The artisanal crafting of sea salts has been part of indigenous life for peoples around the world for thousands of years. Each group has differing views about the impact or importance of the salt crafted or collected but for each and every one of them, the primary belief was the same… the salt they crafted or collected was synonymous with life itself. It was used not only in religious ceremonies, but for the preserving of foods.
In today’s modern technological age we are a far cry from the hunter-gatherer cloth or leather loined days of collecting salt from beach eddy’s that harbored one of the most important substances for sustaining life. But, does that mean that we should be any less affected? Hardly.
For one group of Polynesians, known as kanaka oiwi (or native hawaiian) the occurrence of sea salt crystal on the shore was considered sacred. The salt was collected with great care and used in rituals year round.
Religious beliefs shaped their view of the importance of the salt. Some still believe that it doesn’t occur simply because red clay or finely ground charcoal from a local local lava flow or even ground up seaweed had simply been washed into the tidal pools by the most recent rains and then trapped to dry there. This fact remains…these hawaiian sea salts are still special today.
For years it was impossible to import Hawaiian sea salt to the mainland because of the strong beliefs of the kanaka oiwi about the sacredness of their salt. But over time, it became apparent how and why the salts peculiar to the Hawaiian Islands came to be and processes for duplicating production were developed.
We still have the indigenous people to thank for their strong efforts to treasure such unique sea salts, and we appreciate the ability to enjoy these culinary delights. People with strong connections to the land they live on often protect some of the best culinary secrets.

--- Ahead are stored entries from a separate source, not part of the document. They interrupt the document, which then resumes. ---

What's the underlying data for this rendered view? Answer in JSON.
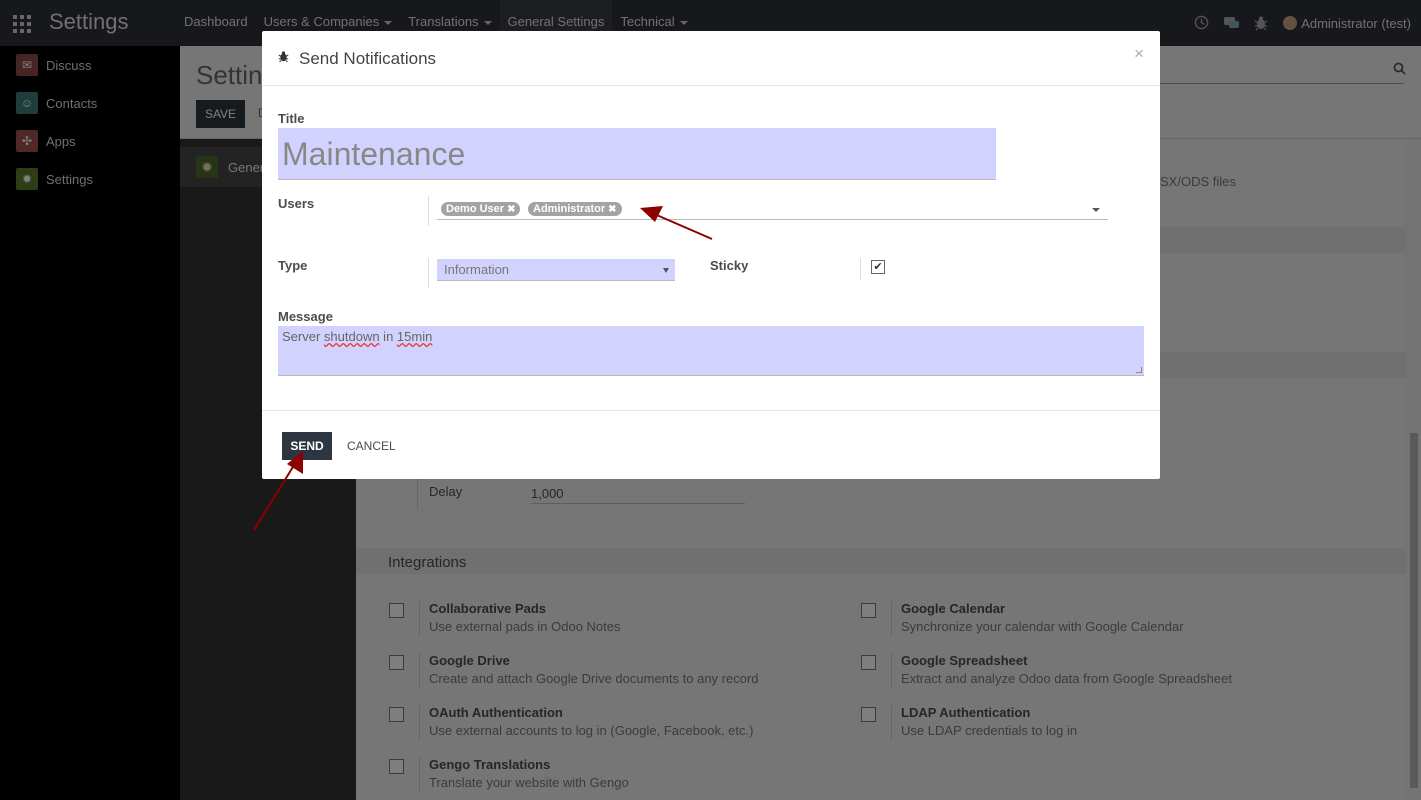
{
  "app": {
    "title": "Settings"
  },
  "topmenu": [
    {
      "label": "Dashboard",
      "dropdown": false
    },
    {
      "label": "Users & Companies",
      "dropdown": true
    },
    {
      "label": "Translations",
      "dropdown": true
    },
    {
      "label": "General Settings",
      "dropdown": false,
      "active": true
    },
    {
      "label": "Technical",
      "dropdown": true
    }
  ],
  "systray": {
    "icons": [
      "clock-icon",
      "chat-icon",
      "bug-icon"
    ],
    "user": "Administrator (test)"
  },
  "sidebar": {
    "items": [
      {
        "label": "Discuss",
        "icon": "discuss-icon",
        "color": "#8f4a4a"
      },
      {
        "label": "Contacts",
        "icon": "contacts-icon",
        "color": "#3e7a79"
      },
      {
        "label": "Apps",
        "icon": "apps-module-icon",
        "color": "#a15050"
      },
      {
        "label": "Settings",
        "icon": "settings-gear-icon",
        "color": "#5f7a2f"
      }
    ]
  },
  "background": {
    "page_title": "Settin",
    "save_label": "SAVE",
    "discard_label": "D",
    "left_item": "Gener",
    "xlsx_text": "SX/ODS files",
    "delay_label": "Delay",
    "delay_value": "1,000",
    "integrations_title": "Integrations",
    "features": [
      {
        "title": "Collaborative Pads",
        "desc": "Use external pads in Odoo Notes"
      },
      {
        "title": "Google Calendar",
        "desc": "Synchronize your calendar with Google Calendar"
      },
      {
        "title": "Google Drive",
        "desc": "Create and attach Google Drive documents to any record"
      },
      {
        "title": "Google Spreadsheet",
        "desc": "Extract and analyze Odoo data from Google Spreadsheet"
      },
      {
        "title": "OAuth Authentication",
        "desc": "Use external accounts to log in (Google, Facebook, etc.)"
      },
      {
        "title": "LDAP Authentication",
        "desc": "Use LDAP credentials to log in"
      },
      {
        "title": "Gengo Translations",
        "desc": "Translate your website with Gengo"
      }
    ]
  },
  "modal": {
    "title": "Send Notifications",
    "close": "×",
    "fields": {
      "title_label": "Title",
      "title_value": "Maintenance",
      "users_label": "Users",
      "users": [
        "Demo User",
        "Administrator"
      ],
      "type_label": "Type",
      "type_value": "Information",
      "sticky_label": "Sticky",
      "sticky_checked": true,
      "message_label": "Message",
      "message_parts": [
        "Server ",
        "shutdown",
        " in ",
        "15min"
      ]
    },
    "send_label": "SEND",
    "cancel_label": "CANCEL"
  },
  "colors": {
    "navbar": "#2f3136",
    "input_highlight": "#d2d2ff",
    "primary_button": "#2d3640",
    "annotation_arrow": "#8b0000"
  }
}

Beware of imposters though! Many would try to pass off white sea salt with red alaea clay ground into it as being the same as the aforementioned salt with the clay actually in it rather than on it! Whether you find yourself in the Hawaiian Islands, Tahiti, Japan, Australia, France or even in the Mediterranean area of Sicily you’ll find the art of salt crafting alive and well. Some things just can’t be found locally, but that doesn’t mean they are somehow less valuable. Do yourself a favor and find out what the indigenous peoples of the world have known for centuries…sea salt is a vital part of life!